First and foremost, your query letter must look clean and professional. Your writing must be clear, straightforward, crisp and to the point. Remember that your query letter will be the first example of your writing that a potential publisher will read and first impressions have a major impact. Set it up as a business letter and write it as if it were one. Keep it short – no more than one to one and a half pages. Direct your query letter right to the person you want to read it. If necessary, call the publishing house to find out who that will be.
Writing a query letter should follow a well-established format. You must include your name, address, phone number and/or e-mail address and the URL of you web site. In the first paragraph, introduce yourself and your book, including the title, projected word length, type of book, completion date and potential audience. Then ask for their writer’s guidelines and if they have specific rules regarding manuscript submission that you should follow.
The second paragraph should summarize your book in a few sentences. What is its focus? Does it have unusual characters or conflicts? What will a reader learn from it? How will a reader be affected? Answers to whatever questions fit with your manuscript should be included.
Paragraph three should be all about you – your writing experience, education, credentials, prior publishing history, professional memberships, specific expertise, other careers and so on.
Finally, thank the editor for taking the time to review your work and note that you hope for a prompt reply. When you’re finished, make use of that Spell Check program to ensure that there are no spelling or grammatical errors.
As with anything else you write there are a few things to remember.
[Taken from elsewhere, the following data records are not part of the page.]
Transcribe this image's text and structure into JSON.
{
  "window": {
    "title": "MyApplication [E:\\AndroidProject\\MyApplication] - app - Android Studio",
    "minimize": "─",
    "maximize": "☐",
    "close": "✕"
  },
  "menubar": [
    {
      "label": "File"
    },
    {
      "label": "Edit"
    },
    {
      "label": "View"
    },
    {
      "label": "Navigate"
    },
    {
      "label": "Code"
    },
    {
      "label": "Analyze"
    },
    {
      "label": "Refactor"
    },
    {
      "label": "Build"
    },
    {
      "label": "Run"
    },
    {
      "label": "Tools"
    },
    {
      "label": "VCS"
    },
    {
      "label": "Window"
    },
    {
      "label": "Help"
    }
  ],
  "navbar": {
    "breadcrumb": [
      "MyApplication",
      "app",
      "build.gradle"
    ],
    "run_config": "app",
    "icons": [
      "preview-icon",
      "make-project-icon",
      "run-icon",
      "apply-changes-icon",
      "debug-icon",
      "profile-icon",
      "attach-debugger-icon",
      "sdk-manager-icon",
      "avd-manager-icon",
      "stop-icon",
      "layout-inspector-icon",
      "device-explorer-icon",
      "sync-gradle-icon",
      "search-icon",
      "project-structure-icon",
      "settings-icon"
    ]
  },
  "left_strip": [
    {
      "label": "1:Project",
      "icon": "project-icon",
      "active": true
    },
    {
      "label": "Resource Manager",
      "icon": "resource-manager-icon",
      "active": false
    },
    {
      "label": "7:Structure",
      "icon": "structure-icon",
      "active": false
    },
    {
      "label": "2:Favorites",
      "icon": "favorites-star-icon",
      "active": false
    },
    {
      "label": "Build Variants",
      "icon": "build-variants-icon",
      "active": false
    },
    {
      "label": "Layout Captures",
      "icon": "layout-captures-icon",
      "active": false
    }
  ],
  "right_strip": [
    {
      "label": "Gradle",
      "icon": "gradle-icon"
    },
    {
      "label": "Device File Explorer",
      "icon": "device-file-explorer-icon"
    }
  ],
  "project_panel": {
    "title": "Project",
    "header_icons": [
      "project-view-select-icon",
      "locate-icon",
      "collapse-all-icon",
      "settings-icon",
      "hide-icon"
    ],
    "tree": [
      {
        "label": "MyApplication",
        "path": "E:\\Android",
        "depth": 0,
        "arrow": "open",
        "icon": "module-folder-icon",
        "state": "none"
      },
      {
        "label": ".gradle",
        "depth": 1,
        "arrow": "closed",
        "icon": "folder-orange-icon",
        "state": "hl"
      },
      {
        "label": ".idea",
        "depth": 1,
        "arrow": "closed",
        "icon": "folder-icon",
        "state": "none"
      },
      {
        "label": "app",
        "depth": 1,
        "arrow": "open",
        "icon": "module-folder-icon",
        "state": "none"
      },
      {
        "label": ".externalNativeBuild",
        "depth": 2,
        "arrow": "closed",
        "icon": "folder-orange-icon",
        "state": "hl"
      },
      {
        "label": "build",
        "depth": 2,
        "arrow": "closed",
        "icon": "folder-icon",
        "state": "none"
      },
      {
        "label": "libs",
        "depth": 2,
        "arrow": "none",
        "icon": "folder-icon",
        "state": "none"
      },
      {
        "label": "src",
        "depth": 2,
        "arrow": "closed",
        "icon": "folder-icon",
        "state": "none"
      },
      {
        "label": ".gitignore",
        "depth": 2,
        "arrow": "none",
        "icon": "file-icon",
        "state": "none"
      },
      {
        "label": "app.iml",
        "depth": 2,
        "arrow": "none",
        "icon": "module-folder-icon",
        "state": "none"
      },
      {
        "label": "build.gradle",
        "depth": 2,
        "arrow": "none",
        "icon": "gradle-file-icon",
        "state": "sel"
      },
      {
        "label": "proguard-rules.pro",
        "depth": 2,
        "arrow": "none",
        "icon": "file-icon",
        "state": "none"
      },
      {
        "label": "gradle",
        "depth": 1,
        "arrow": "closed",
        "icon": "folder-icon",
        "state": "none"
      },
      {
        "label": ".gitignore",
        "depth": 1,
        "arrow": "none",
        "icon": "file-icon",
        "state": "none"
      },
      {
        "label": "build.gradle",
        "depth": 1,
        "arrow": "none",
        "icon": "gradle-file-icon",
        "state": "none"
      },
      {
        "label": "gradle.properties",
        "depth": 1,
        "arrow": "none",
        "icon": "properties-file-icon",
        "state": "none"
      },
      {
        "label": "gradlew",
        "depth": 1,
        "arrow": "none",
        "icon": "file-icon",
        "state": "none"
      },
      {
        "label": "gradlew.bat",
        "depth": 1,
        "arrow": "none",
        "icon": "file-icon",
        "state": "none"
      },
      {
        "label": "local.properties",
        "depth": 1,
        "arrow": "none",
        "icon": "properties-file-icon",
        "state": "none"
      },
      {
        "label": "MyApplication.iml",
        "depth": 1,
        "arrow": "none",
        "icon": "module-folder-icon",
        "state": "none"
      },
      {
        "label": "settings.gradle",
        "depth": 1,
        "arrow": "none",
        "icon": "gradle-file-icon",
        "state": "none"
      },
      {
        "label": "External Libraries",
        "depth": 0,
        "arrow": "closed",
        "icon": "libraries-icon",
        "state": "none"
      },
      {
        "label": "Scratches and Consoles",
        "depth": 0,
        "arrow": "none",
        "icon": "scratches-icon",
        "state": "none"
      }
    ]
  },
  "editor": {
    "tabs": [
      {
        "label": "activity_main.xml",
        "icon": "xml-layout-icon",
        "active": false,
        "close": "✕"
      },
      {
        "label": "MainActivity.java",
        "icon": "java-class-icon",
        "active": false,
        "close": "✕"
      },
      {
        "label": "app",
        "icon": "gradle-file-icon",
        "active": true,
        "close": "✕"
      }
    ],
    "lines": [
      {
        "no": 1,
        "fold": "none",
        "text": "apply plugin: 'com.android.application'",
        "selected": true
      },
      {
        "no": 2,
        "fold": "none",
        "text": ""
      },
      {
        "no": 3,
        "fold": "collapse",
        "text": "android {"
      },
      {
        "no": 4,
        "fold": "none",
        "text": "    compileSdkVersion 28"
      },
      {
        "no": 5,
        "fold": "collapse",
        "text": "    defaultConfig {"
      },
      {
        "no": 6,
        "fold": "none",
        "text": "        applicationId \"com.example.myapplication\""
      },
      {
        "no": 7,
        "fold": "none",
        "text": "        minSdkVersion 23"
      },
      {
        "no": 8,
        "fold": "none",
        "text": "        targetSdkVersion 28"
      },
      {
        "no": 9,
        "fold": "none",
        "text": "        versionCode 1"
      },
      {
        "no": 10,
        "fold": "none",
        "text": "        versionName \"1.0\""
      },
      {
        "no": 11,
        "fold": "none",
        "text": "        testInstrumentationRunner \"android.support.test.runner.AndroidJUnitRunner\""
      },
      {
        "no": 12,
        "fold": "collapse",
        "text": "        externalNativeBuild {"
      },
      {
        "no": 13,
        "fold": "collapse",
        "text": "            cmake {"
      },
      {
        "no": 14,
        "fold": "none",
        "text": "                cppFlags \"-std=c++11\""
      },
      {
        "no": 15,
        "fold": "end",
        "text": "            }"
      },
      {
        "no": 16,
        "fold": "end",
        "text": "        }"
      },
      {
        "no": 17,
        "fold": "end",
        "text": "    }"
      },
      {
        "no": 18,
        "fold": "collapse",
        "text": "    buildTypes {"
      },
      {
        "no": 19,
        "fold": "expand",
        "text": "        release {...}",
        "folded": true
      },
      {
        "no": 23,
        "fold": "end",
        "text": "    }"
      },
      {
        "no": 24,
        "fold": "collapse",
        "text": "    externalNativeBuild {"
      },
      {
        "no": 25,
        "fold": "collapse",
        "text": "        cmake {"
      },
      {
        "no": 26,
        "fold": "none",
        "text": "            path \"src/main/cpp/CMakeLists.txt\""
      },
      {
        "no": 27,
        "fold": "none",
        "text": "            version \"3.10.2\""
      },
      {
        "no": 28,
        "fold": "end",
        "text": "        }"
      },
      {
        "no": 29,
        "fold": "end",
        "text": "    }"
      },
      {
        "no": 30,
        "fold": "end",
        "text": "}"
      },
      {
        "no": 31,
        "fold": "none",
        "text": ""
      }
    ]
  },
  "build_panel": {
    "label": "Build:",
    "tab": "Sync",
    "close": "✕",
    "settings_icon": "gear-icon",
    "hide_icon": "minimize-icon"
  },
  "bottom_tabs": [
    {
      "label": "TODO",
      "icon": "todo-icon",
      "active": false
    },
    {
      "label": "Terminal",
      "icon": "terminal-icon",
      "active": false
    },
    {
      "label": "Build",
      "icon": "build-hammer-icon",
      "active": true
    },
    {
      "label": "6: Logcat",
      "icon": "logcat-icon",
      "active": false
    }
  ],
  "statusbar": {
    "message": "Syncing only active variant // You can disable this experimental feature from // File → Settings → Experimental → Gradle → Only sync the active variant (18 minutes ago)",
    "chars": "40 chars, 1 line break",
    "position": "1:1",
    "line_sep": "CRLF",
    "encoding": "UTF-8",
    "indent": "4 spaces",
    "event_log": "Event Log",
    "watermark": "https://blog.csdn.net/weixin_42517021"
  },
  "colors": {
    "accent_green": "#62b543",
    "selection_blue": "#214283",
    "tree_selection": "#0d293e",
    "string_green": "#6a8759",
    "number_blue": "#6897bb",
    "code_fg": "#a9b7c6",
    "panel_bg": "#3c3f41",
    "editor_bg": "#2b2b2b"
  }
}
When writing your query letter, don’t brag about yourself or your book. Simply state the facts. Don’t go into a lengthy synopsis of your book or reveal too much. Don’t include an autobiography on yourself or your writing. Instead, focus on what sets your book apart from others.
Why do you love it and why should a publisher? Naturally, a publisher will be most interested in established writers, whose books make money and lots of it. Therefore, you must convince a potential publisher that your book has a wide market appeal.
It is perfectly acceptable to send out multiple query letters. However, it is not all right to send your manuscript to more than one publisher at a time. If you do, it is wise to inform each publisher that you are doing so. What you can do is offer them an exclusive look at your manuscript for 30 days, after which you will be free to make a decision or move on. On the other hand, if you send your manuscript to just one publisher, make sure you note that it is “exclusive.” This might even give you a better chance at acceptance.
For children’s books, it is acceptable to send your manuscript without pictures, graphics or drawings. In fact, most children’s book publishers have connections to various artists and can get a suitable one for you, if necessary. If you prefer to have this done beforehand, a good reference is the Society of Children’s Book Writers and Illustrators. This site offers members a variety of services, including grants to writers, advice and conferences. At the library, you can pick up The Children’s Writers & Illustrators Market, which is also available at Amazon.com. This book lists children’s book publishers and their preferences.